Good book for convergence of series
Solution 1:
I recommend the study of Real Infinite Series by Daniel D. Bonar and Michael J. Khoury.
- The first two chapters Introduction to Infinite Series and More Sophisticated Techniques provide a firm ground of basic convergence tests and some more sophisticated results which is not that often presented in introductory material.
To get an idea what is addressed by more sophisticated we can e.g. find in section 2.4 the notation 2.15 stating:
Define $\log_{(0)}x=x,\log_{(1)}x=\log x,\log_{(2)}x=\log(\log x)$, and, inductively, $\log_{(n+1)}x=\log(\log_{(n)}x)$.
Theorem 2.16 (Abel-Dini Scale) For each integer $k$, the series \begin{align*} \sum_{n=N}^\infty\frac{1}{n\log_{(1)}n\log_{(2)}n\cdots\log_{(k)} n\left(\log_{(k+1)}n\right)^\alpha} \end{align*} converges if $\alpha >1$ and diverges if $\alpha \leq 1$, where $N$ is taken large enough for the iterated logarithms to be defined.
- The third chapter The Harmonic Series and Related Results presents nice information about the harmonic series and friends.

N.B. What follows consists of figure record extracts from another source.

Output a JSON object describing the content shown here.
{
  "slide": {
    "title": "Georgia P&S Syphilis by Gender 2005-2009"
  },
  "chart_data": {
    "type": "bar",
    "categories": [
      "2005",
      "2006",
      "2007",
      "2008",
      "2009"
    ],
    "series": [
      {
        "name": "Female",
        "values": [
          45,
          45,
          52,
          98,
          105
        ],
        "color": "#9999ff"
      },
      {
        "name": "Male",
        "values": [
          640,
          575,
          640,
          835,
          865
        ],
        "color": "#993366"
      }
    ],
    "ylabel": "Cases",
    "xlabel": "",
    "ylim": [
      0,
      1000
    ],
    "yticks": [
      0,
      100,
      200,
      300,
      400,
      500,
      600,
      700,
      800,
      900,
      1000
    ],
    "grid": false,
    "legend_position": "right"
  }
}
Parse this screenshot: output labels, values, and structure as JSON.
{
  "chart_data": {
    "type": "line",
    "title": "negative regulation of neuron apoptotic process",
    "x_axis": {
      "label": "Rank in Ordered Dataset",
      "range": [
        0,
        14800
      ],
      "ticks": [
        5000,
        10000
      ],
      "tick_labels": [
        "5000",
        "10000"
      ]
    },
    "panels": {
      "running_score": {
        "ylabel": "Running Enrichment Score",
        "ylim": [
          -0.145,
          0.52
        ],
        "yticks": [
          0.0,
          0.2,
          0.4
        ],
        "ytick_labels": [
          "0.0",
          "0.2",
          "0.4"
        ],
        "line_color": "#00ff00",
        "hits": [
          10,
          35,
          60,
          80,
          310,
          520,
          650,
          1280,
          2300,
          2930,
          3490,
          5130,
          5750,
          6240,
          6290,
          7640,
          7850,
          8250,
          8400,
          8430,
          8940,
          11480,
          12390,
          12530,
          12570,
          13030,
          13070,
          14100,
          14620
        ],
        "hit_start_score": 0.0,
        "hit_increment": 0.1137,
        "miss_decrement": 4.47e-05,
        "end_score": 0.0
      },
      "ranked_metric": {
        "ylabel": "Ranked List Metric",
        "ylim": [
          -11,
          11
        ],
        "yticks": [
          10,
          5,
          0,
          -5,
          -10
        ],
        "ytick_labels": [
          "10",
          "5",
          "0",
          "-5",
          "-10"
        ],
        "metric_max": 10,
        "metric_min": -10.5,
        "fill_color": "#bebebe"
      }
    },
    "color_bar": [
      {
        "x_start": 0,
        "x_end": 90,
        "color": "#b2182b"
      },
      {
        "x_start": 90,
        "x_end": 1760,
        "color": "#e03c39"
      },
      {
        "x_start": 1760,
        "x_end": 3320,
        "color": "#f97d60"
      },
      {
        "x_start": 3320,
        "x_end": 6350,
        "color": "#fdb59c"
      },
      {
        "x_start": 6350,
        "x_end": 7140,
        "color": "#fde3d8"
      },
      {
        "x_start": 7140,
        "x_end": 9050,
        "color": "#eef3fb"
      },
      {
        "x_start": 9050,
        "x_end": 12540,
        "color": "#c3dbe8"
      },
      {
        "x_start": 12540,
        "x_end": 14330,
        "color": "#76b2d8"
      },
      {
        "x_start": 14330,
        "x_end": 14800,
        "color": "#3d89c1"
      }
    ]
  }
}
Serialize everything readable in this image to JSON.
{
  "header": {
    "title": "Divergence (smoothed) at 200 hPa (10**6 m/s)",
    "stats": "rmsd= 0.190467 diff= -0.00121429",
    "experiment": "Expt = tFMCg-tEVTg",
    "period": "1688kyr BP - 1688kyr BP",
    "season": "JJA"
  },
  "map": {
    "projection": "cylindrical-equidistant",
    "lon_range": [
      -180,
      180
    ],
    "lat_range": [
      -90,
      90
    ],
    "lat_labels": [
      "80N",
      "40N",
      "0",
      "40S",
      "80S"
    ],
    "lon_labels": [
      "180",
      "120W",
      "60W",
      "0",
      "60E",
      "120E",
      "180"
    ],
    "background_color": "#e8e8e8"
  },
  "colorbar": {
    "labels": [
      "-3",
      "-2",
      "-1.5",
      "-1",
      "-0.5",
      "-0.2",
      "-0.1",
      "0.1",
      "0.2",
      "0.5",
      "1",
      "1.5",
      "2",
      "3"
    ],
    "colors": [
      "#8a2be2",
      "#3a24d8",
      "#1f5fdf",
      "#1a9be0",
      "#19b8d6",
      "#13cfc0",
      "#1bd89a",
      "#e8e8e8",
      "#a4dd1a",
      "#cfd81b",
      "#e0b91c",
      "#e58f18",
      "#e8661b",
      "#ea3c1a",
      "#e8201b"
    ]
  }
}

E.g.
- Theorem 3.17 Let $B$ be the set of positive integers whose decimal representation do not contain the digit $9$. Then the series \begin{align*} \sum_{n\in B}\frac{1}{n} \end{align*} converges.
Here we are at a border line with the divergent harmonic series on one side and related series where we ask if they are also divergent or not.
The first three chapters provide a good basis for the study of even more sophisticated series organized in three following chapters.
- Chapter 4 Intriguing Results provides $107$ so-called gems of different nature.
Gem $29$: \begin{align*} \sum_{n=1}^\infty\frac{(-1)^{n+1}}{n^n}=\int_0^1x^x\,dx \end{align*}
Gem $102$: For each real number $x$, \begin{align*} \sum_{n=1}^\infty\frac{\sin(nx)}{n} \end{align*} converges.
Chapter 5 Series and The Putnam Competition presents challenging problems about series and their solutions.
Chapter 6 Final Diversions gives some additional nice examples grouped in sections: Puzzles, Visuals, Fallacious Proofs and the last called Fallacies, Flaws and Flimflam.
This book is also worth reading for its interesting and informative appendices:
- Appendix A: $101$ True or False questions
This is a good possibility to check what do we really know about series.
Example: T/F $39$ \begin{align*} \sum_{n=1}^\infty\left(1-\frac{1}{n}\right)^n \end{align*} is a divergent series.
Example: T/F $40$ The Root Test cannot alone be used to determine conditional convergence.
Finally I would like to point at
- Appendix C: References
Here we obtain information grouped in
Books on Infinite Series
Books with Excellent Material on Infinite Series
Sources for Excellent Problems Related to Infinite Series
Pleasurable Reading
Journal Articles
Solution 2:
Classical books are quite good when it comes to basic problems on convergence and divergence. Try Pólya's and Szegö's Problems and theorems in Mathematical Analysis which is a great treasurehouse of problems. Knopp's Theory and Applications of Infinite Series is good for applications and summability methods. William F. Osgood's Introduction to infinite series and Bromwich's Introduction to the theory of Infinite series are also great classics. A modern work of interest is Titu Andreescu and T-L Radulescu's Problems in Real Analysis which gives a great source of Problems and further references.